Wellbeing

Wellbeing and Disability Inclusion

 

Friendship Fires

 

This year, we are focusing on building shared language around the different concepts in the Stand Up Project.

 

The most common type of conflict that our students might experience, are Friendship Fires which are arguments or problems occurring between friends. If left unsolved, they might “get bigger” and become a bigger “fire” that is harder to sort out. 

A Friendship Fire is not bullying, as it doesn’t involve targeted, repeated, purposely mean or hurtful behaviour. 

 

Each year level is in the process of planning and implementing lessons about Friendship Fires, to build that shared language. These lessons will focus on the learning intention of understanding what a friendship fire is. Anecdotally, we have seen that in earlier class discussions, students can articulate what “Mean on Purpose” is, as there is a pretty big clue in the name, but find Friendship Fires a bit more complex to explain. 

 

We asked students in the playground what they knew about Friendship Fires, before these lessons were implemented, to see what prior knowledge the students had. Our prediction was that the older students would have a more concise understanding due to their participation in workshops last year and with more time navigating the ups and downs of peer relationships, might be more readily able to connect the concept to their own experiences.

 

“A friendship fire is when friends are fighting.” (Year 1)

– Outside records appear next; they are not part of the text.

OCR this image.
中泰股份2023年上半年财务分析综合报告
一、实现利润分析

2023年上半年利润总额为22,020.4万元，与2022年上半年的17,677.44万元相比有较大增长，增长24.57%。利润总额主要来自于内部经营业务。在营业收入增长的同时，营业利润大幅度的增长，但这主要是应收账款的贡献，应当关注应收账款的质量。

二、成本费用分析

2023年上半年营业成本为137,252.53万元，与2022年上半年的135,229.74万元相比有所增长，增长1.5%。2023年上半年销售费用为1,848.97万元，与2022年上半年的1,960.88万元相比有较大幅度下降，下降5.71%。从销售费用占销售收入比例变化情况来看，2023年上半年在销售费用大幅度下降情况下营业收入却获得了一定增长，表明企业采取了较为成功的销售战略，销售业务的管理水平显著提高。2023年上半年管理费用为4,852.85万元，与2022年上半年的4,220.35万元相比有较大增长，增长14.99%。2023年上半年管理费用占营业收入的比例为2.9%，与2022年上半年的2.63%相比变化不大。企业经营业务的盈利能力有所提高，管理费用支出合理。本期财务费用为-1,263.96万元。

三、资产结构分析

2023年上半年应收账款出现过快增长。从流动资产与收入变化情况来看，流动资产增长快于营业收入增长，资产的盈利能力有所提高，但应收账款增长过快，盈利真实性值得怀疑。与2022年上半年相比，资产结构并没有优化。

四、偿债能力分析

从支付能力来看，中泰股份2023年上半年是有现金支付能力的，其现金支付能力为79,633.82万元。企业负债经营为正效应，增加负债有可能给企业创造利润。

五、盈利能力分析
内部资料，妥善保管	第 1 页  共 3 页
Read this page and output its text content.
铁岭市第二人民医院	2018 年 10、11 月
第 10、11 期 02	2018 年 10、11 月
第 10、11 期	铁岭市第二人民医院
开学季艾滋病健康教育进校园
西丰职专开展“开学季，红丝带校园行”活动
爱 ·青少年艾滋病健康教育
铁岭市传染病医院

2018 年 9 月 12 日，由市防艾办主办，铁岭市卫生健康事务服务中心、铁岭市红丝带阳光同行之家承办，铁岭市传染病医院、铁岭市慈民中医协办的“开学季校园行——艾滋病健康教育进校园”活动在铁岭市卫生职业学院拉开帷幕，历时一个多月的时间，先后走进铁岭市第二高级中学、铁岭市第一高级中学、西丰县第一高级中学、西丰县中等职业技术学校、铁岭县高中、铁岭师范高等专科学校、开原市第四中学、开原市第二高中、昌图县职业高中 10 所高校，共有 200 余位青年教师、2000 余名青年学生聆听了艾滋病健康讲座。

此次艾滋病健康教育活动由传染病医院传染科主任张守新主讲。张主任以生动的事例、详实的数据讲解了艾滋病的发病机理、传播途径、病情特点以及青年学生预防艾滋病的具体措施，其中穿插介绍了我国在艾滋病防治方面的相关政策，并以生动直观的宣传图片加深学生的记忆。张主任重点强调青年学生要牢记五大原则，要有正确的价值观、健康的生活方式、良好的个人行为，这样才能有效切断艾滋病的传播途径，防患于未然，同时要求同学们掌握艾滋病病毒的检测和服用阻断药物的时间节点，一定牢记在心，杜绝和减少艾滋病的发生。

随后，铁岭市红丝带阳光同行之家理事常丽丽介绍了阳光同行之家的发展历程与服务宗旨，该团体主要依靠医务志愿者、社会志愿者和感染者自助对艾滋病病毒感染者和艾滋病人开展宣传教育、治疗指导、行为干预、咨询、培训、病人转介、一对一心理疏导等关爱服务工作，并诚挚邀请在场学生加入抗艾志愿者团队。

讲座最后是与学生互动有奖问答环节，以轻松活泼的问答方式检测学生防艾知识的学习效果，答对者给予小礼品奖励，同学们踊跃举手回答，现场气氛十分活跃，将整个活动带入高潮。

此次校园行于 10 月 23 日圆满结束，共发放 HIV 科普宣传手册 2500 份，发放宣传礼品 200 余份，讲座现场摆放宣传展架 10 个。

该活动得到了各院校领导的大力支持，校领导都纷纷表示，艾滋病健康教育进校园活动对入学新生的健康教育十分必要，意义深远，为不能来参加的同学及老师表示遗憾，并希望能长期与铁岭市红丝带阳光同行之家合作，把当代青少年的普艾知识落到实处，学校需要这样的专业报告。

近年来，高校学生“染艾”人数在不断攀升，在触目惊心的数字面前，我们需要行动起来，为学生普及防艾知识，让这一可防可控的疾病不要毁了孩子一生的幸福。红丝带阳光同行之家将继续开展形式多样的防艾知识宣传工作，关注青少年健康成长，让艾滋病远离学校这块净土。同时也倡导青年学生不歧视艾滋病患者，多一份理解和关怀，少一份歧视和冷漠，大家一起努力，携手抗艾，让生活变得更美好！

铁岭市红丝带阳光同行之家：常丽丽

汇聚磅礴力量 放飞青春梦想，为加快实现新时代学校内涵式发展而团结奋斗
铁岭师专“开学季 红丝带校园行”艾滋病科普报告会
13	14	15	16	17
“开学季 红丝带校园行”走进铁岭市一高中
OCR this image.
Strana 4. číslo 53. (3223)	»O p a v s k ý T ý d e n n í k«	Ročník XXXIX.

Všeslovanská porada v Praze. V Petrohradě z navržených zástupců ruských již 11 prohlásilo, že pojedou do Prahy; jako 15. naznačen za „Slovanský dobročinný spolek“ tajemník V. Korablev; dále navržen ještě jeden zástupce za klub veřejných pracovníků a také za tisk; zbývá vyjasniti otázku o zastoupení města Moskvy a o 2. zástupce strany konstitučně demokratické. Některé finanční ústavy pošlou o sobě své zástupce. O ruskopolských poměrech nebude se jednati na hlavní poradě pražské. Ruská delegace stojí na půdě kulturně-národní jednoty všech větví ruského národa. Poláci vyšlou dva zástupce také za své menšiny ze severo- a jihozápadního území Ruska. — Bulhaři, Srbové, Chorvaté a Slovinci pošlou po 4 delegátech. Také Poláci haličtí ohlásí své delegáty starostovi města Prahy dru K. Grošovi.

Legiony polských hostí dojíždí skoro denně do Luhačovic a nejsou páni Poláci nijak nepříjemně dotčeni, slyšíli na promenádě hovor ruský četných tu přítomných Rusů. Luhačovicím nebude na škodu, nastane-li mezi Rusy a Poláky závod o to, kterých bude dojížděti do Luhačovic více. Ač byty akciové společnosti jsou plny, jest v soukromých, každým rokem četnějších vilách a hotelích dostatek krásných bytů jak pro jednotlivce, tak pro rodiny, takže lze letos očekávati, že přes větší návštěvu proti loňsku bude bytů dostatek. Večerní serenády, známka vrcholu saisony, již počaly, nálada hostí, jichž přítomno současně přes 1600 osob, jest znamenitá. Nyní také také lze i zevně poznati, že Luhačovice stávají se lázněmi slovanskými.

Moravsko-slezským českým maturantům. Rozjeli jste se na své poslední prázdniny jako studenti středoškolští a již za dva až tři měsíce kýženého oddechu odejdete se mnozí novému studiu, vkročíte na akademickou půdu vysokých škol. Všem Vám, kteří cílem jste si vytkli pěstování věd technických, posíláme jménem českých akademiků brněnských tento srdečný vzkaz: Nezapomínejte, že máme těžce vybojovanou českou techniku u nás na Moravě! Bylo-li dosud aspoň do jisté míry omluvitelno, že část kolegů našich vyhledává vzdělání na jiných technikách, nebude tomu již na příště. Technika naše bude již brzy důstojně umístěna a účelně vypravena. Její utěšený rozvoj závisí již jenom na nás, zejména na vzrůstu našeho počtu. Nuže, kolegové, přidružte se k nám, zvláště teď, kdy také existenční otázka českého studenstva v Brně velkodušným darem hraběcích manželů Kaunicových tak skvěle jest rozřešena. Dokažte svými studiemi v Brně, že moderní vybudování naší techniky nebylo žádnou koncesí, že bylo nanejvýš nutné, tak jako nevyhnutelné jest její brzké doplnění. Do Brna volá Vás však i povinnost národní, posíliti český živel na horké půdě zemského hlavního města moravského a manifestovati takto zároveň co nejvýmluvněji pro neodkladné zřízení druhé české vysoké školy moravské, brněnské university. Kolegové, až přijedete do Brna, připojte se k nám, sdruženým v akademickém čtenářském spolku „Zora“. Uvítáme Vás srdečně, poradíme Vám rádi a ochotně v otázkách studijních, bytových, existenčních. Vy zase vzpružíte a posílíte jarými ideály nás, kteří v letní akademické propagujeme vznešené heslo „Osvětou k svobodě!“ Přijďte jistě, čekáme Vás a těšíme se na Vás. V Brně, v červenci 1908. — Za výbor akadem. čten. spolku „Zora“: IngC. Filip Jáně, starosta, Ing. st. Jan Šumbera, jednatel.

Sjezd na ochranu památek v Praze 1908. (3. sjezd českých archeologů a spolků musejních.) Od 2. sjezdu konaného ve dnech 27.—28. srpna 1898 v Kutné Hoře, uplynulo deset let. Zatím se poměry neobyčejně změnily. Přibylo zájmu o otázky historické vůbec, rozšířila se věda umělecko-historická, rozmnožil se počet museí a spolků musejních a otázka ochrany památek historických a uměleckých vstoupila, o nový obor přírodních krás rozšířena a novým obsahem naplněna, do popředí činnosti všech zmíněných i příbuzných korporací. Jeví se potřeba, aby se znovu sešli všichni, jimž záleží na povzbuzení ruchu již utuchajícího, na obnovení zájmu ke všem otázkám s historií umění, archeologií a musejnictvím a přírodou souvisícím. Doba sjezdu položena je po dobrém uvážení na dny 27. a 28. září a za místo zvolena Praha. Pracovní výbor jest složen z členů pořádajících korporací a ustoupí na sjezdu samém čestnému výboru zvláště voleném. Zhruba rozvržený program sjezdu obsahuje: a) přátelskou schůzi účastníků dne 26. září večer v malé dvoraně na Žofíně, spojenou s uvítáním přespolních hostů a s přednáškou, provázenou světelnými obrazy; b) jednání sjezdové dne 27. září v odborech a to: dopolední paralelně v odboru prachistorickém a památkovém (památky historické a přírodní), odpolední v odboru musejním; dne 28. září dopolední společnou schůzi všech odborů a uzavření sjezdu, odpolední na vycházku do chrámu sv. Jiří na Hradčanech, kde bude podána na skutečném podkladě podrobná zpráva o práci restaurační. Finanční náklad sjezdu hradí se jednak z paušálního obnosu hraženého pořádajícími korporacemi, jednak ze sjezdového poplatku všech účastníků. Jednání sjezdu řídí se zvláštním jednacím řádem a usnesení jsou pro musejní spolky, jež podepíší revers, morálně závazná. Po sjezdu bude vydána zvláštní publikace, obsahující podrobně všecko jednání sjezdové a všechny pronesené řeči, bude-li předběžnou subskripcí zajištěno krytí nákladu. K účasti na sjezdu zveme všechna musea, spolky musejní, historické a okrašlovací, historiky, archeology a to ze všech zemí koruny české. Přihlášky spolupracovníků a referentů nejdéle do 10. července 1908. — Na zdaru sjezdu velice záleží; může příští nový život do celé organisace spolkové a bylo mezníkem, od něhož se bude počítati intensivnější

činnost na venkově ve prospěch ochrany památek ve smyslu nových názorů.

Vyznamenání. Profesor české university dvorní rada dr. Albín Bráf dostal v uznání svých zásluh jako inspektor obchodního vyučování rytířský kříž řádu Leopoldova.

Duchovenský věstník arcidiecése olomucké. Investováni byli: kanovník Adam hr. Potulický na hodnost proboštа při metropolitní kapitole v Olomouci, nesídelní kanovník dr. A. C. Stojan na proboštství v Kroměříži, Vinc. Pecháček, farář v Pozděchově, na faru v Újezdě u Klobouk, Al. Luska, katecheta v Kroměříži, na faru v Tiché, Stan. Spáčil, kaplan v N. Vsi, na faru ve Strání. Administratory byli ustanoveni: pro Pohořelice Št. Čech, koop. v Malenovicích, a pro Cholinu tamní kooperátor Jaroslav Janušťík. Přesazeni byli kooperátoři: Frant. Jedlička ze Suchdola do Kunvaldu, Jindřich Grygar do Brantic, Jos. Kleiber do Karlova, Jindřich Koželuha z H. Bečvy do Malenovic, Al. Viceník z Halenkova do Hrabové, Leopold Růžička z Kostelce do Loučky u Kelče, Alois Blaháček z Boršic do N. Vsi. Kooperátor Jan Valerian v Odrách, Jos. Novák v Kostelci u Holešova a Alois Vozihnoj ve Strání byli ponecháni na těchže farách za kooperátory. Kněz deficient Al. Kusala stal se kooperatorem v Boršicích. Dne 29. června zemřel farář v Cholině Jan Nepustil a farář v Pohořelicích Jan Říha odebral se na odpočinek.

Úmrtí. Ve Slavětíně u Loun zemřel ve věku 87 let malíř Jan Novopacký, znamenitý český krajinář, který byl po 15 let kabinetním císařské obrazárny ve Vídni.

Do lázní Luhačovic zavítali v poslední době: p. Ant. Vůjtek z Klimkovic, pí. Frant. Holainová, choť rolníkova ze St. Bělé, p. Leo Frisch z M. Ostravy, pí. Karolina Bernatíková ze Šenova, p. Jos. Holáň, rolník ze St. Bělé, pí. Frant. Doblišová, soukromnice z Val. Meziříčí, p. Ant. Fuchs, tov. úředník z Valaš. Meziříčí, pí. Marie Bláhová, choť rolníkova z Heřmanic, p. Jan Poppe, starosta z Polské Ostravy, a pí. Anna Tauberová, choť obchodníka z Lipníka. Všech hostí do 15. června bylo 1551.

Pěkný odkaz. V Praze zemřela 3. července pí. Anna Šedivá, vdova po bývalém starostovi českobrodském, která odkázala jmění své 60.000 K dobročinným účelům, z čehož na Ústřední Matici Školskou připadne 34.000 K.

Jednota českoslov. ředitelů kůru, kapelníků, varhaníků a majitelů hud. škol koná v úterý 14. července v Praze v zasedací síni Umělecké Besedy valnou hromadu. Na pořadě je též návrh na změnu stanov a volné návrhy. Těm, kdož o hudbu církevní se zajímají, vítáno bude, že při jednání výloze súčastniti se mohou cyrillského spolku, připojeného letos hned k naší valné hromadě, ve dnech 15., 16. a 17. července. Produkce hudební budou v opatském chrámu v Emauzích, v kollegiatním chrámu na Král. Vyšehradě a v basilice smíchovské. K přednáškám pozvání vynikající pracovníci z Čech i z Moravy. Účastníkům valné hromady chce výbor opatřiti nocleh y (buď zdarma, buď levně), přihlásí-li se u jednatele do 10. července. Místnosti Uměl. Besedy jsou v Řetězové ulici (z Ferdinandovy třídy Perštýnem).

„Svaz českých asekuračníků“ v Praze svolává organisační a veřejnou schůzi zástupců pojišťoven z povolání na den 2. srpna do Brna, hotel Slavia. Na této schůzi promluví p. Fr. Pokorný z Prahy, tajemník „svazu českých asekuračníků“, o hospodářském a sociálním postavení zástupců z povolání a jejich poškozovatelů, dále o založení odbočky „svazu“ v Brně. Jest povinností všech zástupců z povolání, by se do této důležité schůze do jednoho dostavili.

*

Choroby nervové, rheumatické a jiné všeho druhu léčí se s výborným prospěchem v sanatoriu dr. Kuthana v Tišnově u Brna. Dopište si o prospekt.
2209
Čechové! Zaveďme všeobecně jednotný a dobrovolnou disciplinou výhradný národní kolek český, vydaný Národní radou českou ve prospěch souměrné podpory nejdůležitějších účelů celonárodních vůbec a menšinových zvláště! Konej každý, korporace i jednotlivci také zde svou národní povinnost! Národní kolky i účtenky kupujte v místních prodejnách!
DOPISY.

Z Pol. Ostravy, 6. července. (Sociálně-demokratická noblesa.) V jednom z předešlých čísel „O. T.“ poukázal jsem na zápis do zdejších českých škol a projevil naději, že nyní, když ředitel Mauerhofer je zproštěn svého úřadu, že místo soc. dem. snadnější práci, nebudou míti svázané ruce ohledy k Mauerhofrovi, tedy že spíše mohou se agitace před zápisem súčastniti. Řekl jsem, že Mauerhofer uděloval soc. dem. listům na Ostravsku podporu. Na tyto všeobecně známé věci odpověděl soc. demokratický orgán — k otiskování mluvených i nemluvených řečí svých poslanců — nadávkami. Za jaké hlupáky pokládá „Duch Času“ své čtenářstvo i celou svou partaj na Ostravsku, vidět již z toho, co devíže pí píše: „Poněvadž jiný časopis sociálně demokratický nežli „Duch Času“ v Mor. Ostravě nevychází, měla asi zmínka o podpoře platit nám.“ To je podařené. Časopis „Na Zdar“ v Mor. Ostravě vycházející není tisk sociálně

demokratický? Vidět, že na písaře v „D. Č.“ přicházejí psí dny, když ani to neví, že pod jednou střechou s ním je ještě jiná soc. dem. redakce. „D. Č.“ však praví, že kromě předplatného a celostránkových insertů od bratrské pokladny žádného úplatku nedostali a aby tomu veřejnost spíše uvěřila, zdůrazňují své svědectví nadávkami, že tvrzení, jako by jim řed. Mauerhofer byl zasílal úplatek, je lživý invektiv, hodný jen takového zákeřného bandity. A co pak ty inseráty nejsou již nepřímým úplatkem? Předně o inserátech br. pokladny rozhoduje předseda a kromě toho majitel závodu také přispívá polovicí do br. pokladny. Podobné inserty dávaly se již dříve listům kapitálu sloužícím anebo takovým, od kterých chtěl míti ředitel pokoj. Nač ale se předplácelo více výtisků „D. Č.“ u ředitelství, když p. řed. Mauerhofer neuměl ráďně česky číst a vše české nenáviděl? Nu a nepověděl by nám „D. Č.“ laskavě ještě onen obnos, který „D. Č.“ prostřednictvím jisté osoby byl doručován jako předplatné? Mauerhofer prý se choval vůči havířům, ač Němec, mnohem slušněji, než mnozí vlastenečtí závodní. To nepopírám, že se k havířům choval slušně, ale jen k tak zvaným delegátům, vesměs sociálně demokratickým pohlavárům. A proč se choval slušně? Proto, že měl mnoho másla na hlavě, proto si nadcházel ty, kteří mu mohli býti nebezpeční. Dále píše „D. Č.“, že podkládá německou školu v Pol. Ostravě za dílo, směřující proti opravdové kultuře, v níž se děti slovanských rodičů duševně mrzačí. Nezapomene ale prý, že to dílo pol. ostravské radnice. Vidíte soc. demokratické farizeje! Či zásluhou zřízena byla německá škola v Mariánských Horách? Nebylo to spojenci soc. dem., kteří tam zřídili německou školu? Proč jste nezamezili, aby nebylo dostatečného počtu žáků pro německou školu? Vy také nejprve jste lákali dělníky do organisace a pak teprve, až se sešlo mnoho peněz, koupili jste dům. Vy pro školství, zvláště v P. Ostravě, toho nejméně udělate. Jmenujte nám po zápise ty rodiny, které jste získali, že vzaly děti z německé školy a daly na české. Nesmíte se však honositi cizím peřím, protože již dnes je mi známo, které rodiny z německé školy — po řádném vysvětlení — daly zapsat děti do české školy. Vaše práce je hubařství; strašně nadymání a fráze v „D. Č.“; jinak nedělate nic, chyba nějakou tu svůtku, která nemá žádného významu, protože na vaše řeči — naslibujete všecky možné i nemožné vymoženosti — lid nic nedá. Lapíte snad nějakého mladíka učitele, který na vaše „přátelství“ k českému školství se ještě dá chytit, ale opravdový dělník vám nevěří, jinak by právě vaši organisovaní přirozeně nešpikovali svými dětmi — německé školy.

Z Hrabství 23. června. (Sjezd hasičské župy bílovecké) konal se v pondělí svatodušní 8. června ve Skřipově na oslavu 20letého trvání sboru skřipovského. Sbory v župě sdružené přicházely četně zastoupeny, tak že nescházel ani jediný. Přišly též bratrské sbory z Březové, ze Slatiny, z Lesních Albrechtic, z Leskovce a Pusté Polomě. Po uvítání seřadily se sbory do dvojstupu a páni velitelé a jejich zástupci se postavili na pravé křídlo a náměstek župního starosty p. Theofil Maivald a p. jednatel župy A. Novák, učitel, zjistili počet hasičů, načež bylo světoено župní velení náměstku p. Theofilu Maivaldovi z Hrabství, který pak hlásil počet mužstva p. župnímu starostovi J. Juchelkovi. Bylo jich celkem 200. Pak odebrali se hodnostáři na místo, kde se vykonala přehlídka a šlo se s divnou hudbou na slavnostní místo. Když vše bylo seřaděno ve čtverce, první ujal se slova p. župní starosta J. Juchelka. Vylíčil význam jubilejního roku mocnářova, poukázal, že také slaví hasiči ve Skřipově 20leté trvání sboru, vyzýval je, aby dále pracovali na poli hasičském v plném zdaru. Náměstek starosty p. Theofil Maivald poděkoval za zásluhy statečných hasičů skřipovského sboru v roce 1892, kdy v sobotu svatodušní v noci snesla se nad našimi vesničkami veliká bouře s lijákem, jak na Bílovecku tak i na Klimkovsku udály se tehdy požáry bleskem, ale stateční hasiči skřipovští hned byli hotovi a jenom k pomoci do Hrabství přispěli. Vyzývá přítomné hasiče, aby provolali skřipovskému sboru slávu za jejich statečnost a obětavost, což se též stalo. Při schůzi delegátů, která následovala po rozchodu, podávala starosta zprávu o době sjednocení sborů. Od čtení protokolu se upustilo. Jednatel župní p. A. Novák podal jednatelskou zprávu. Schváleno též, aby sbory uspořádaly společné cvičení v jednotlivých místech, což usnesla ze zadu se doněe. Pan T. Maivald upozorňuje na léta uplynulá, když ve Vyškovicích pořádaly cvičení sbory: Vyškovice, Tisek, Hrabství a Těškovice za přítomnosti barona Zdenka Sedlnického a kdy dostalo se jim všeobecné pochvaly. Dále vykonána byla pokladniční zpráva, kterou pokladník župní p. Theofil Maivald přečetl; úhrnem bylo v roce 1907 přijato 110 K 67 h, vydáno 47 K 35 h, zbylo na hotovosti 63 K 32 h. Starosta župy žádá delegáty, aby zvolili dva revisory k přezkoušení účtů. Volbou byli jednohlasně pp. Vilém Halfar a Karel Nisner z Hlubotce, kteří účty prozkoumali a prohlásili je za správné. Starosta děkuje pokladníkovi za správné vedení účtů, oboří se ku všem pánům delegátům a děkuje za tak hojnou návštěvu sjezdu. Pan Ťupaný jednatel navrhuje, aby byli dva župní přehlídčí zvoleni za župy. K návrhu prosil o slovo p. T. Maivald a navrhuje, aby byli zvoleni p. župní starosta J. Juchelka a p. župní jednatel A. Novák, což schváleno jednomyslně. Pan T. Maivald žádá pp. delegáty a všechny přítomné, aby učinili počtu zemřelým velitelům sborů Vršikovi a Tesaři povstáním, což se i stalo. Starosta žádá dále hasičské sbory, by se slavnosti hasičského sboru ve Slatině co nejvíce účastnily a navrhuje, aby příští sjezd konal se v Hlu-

“When they are playing hide and seek, but there’s a problem.” (Year 1)

“I’ve heard of a friendship fire, but I can’t explain exactly what it is.” (Year 2)

“I know about that, it's when friends are both arguing.” (Year 1)

“A group of friends are arguing, they can’t come to an agreement so they keep arguing.” (Year 2)

“It means they are not having a good time, they want to play a game, but someone else wants to play a different game. I’m not sure how they will solve it.” (Year 1)

“It's small arguments between friends.” (Year 4)

“When two friends get into an argument, they don’t agree and they might stop the game.” (Year 5)

“Friendship fires are small disagreements between friends.” (Year 6)

 

Over the next couple of weeks, the students will spend a wellbeing lesson focused on building understanding of what a friendship fire is and making a personal connection, as most students will have seen or experienced a time when there was a problem during 

play or in a friendship. 

Each year level team have planned lessons supporting this understanding and connection building in a way that is appropriate to their age group.